Y_hat <- 0.02 + 0.5*X + e

And put it all in a data frame:

X <- tibble(
  X = X,
  Y = Y,
  Y_hat = Y_hat,
  e = e,
)

Plot the data

X %>%
  ggplot(aes(x = X)) +
  geom_histogram() +
  scale_x_continuous(limits = c(0,3))

X %>%
  ggplot(aes(x = Y)) +
  geom_histogram() +
  scale_x_continuous(limits = c(0,3))

X %>%
  ggplot(aes(x = Y_hat)) +
  geom_histogram() +
  scale_x_continuous(limits = c(0,3))

X %>%
  ggplot(aes(x = e)) +
  geom_histogram() +
  scale_x_continuous(limits = c(-3,3))

And interstingly, \(e_i|X_i\):

X %>%
  ggplot(aes(x = e, group = X, 
             color = factor(X))) +
  geom_density()

Compare that to \(e\), the unconditional (marginal) error distribution:

X %>%
  ggplot(aes(x = e)) +
  geom_density()

Quite similar, but: do we have thicker tails in \(e\) compared to \(e|X\)? We have effectively mixed three distributions,so we might expect fatter tails.

e1071::kurtosis(X$X)
#> [1] -1.439171

Recall that the kurtosis of the normal distribution is 3.

As a side note (same source as above):

It is also common practice to use an adjusted version of Pearson’s kurtosis, the excess kurtosis, which is the kurtosis minus 3, to provide the comparison to the normal distribution.

Some authors use “kurtosis” by itself to refer to the excess kurtosis.

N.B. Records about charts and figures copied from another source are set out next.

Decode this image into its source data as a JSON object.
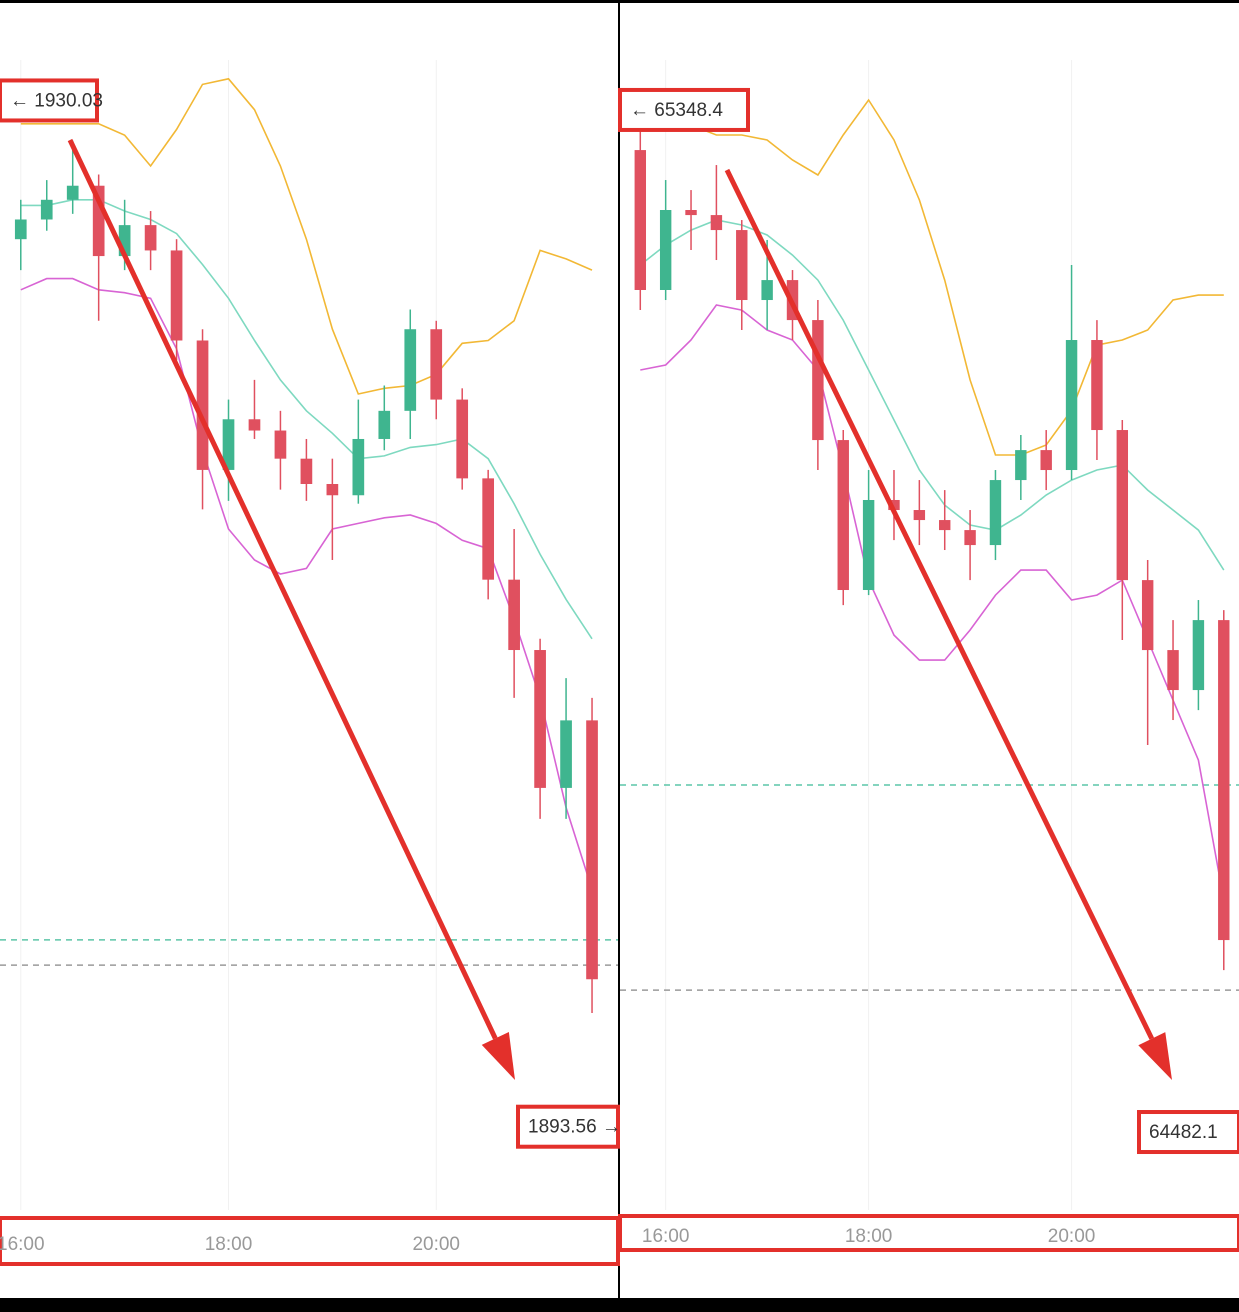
{
  "chart_data": [
    {
      "type": "candlestick",
      "x": [
        16,
        16.25,
        16.5,
        16.75,
        17,
        17.25,
        17.5,
        17.75,
        18,
        18.25,
        18.5,
        18.75,
        19,
        19.25,
        19.5,
        19.75,
        20,
        20.25,
        20.5,
        20.75,
        21,
        21.25,
        21.5
      ],
      "open": [
        1925.1,
        1925.8,
        1926.5,
        1927.0,
        1924.5,
        1925.6,
        1924.7,
        1921.5,
        1916.9,
        1918.7,
        1918.3,
        1917.3,
        1916.4,
        1916.0,
        1918.0,
        1919.0,
        1921.9,
        1919.4,
        1916.6,
        1913.0,
        1910.5,
        1905.6,
        1908.0
      ],
      "high": [
        1926.5,
        1927.2,
        1928.6,
        1927.4,
        1926.5,
        1926.1,
        1925.1,
        1921.9,
        1919.4,
        1920.1,
        1919.0,
        1918.0,
        1917.3,
        1919.4,
        1919.9,
        1922.6,
        1922.2,
        1919.8,
        1916.9,
        1914.8,
        1910.9,
        1909.5,
        1908.8
      ],
      "low": [
        1924.0,
        1925.4,
        1926.0,
        1922.2,
        1924.0,
        1924.0,
        1920.8,
        1915.5,
        1915.8,
        1918.0,
        1916.2,
        1915.8,
        1913.7,
        1915.7,
        1917.6,
        1918.0,
        1918.7,
        1916.2,
        1912.3,
        1908.8,
        1904.5,
        1904.5,
        1897.6
      ],
      "close": [
        1925.8,
        1926.5,
        1927.0,
        1924.5,
        1925.6,
        1924.7,
        1921.5,
        1916.9,
        1918.7,
        1918.3,
        1917.3,
        1916.4,
        1916.0,
        1918.0,
        1919.0,
        1921.9,
        1919.4,
        1916.6,
        1913.0,
        1910.5,
        1905.6,
        1908.0,
        1898.8
      ],
      "up_color": "#3fb58f",
      "down_color": "#e0505f",
      "bands": [
        {
          "color": "#f2b835",
          "values": [
            1929.2,
            1929.2,
            1929.2,
            1929.2,
            1928.8,
            1927.7,
            1929.0,
            1930.6,
            1930.8,
            1929.7,
            1927.7,
            1925.1,
            1921.9,
            1919.6,
            1919.8,
            1919.9,
            1920.3,
            1921.4,
            1921.5,
            1922.2,
            1924.7,
            1924.4,
            1924.0
          ]
        },
        {
          "color": "#7ed9c0",
          "values": [
            1926.3,
            1926.3,
            1926.5,
            1926.5,
            1926.1,
            1925.8,
            1925.3,
            1924.2,
            1923.0,
            1921.5,
            1920.1,
            1919.0,
            1918.2,
            1917.3,
            1917.4,
            1917.7,
            1917.8,
            1918.0,
            1917.3,
            1915.7,
            1913.9,
            1912.3,
            1910.9
          ]
        },
        {
          "color": "#d864d4",
          "values": [
            1923.3,
            1923.7,
            1923.7,
            1923.3,
            1923.2,
            1923.0,
            1921.2,
            1917.6,
            1914.8,
            1913.7,
            1913.2,
            1913.4,
            1914.8,
            1915.0,
            1915.2,
            1915.3,
            1915.0,
            1914.4,
            1914.1,
            1911.6,
            1908.8,
            1904.9,
            1902.0
          ]
        }
      ],
      "levels": [
        {
          "value": 1900.2,
          "color": "#5cc5a8"
        },
        {
          "value": 1899.3,
          "color": "#9a9a9a"
        }
      ],
      "price_labels": [
        {
          "value": 1930.03,
          "label": "← 1930.03"
        },
        {
          "value": 1893.56,
          "label": "1893.56 →"
        }
      ],
      "xlim": [
        15.8,
        21.75
      ],
      "ylim": [
        1890.6,
        1933.6
      ],
      "xticks": [
        {
          "value": 16,
          "label": "16:00"
        },
        {
          "value": 18,
          "label": "18:00"
        },
        {
          "value": 20,
          "label": "20:00"
        }
      ]
    },
    {
      "type": "candlestick",
      "x": [
        15.75,
        16,
        16.25,
        16.5,
        16.75,
        17,
        17.25,
        17.5,
        17.75,
        18,
        18.25,
        18.5,
        18.75,
        19,
        19.25,
        19.5,
        19.75,
        20,
        20.25,
        20.5,
        20.75,
        21,
        21.25,
        21.5
      ],
      "open": [
        65314.4,
        65195.8,
        65263.6,
        65259.3,
        65246.6,
        65187.3,
        65204.2,
        65170.3,
        65068.6,
        64941.5,
        65017.8,
        65009.3,
        65000.8,
        64992.3,
        64979.6,
        65034.7,
        65060.1,
        65043.2,
        65153.4,
        65077.1,
        64949.9,
        64890.6,
        64856.7,
        64916.0
      ],
      "high": [
        65339.9,
        65289.0,
        65280.5,
        65301.7,
        65255.1,
        65238.2,
        65212.7,
        65187.3,
        65077.1,
        65043.2,
        65043.2,
        65034.7,
        65026.2,
        65009.3,
        65043.2,
        65072.9,
        65077.1,
        65217.0,
        65170.3,
        65085.6,
        64966.9,
        64916.0,
        64933.0,
        64924.5
      ],
      "low": [
        65178.8,
        65187.3,
        65229.7,
        65221.2,
        65161.9,
        65161.9,
        65153.4,
        65043.2,
        64928.7,
        64937.2,
        64983.8,
        64979.6,
        64975.4,
        64949.9,
        64966.9,
        65017.8,
        65026.2,
        65034.7,
        65051.7,
        64899.1,
        64810.1,
        64831.3,
        64839.7,
        64619.3
      ],
      "close": [
        65195.8,
        65263.6,
        65259.3,
        65246.6,
        65187.3,
        65204.2,
        65170.3,
        65068.6,
        64941.5,
        65017.8,
        65009.3,
        65000.8,
        64992.3,
        64979.6,
        65034.7,
        65060.1,
        65043.2,
        65153.4,
        65077.1,
        64949.9,
        64890.6,
        64856.7,
        64916.0,
        64644.8
      ],
      "up_color": "#3fb58f",
      "down_color": "#e0505f",
      "bands": [
        {
          "color": "#f2b835",
          "values": [
            65335.6,
            65335.6,
            65335.6,
            65327.2,
            65327.2,
            65322.9,
            65306.0,
            65293.3,
            65327.2,
            65356.8,
            65322.9,
            65272.1,
            65204.2,
            65119.5,
            65055.9,
            65055.9,
            65064.4,
            65094.0,
            65149.1,
            65153.4,
            65161.9,
            65187.3,
            65191.5,
            65191.5
          ]
        },
        {
          "color": "#7ed9c0",
          "values": [
            65217.0,
            65233.9,
            65246.6,
            65255.1,
            65250.9,
            65242.4,
            65225.4,
            65204.2,
            65170.3,
            65128.0,
            65085.6,
            65043.2,
            65013.5,
            64996.6,
            64992.3,
            65005.0,
            65022.0,
            65034.7,
            65043.2,
            65047.4,
            65026.2,
            65009.3,
            64992.3,
            64958.4
          ]
        },
        {
          "color": "#d864d4",
          "values": [
            65128.0,
            65132.2,
            65153.4,
            65183.1,
            65178.8,
            65161.9,
            65153.4,
            65128.0,
            65043.2,
            64949.9,
            64903.3,
            64882.1,
            64882.1,
            64907.6,
            64937.2,
            64958.4,
            64958.4,
            64933.0,
            64937.2,
            64949.9,
            64899.1,
            64848.2,
            64797.3,
            64678.7
          ]
        }
      ],
      "levels": [
        {
          "value": 64776.2,
          "color": "#5cc5a8"
        },
        {
          "value": 64602.4,
          "color": "#9a9a9a"
        }
      ],
      "price_labels": [
        {
          "value": 65348.4,
          "label": "← 65348.4"
        },
        {
          "value": 64482.1,
          "label": "64482.1"
        }
      ],
      "xlim": [
        15.55,
        21.65
      ],
      "ylim": [
        64416,
        65441.6
      ],
      "xticks": [
        {
          "value": 16,
          "label": "16:00"
        },
        {
          "value": 18,
          "label": "18:00"
        },
        {
          "value": 20,
          "label": "20:00"
        }
      ]
    }
  ]
}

For clarity and generality, however, this article follows the non-excess convention and explicitly indicates where excess kurtosis is meant.

The function kurtosis provides the standard form of kurtosis, where normal distributed variables have a value of 3.

Compare that to the conditional kurtosis \(Y|X\):

X %>% 
  group_by(X) %>% 
  summarise(kurtY = kurtosis(e))
#> # A tibble: 3 x 2
#>       X   kurtY
#>   <dbl>   <dbl>
#> 1     1 -0.615 
#> 2     2 -0.0636
#> 3     3 -0.319

There does not appear to be any difference in the kurtosis between \(e\) and \(e|X\).

Conclusion 1

The distribution of \(Y\) is not of importance when it comes to the assumptions a linear models. However, the distribution of residuals (“errors”) is of some importance.

Conclusion 2: Fuhgetaboutit, says Gelman

However, Gelman (same source as above) tells us that

assumption of normality is barely important at all.

(p. 46)

As a consequence

we do not recommend diagnostics of the normality of regression residuals.

(italics in original)

Debrief

The distribution of \(Y\) does not need to be similar to the distribution of the modelling residuals. There’s no need to check the \(Y\) distribution, at least not for modelling purposes (for regression type models).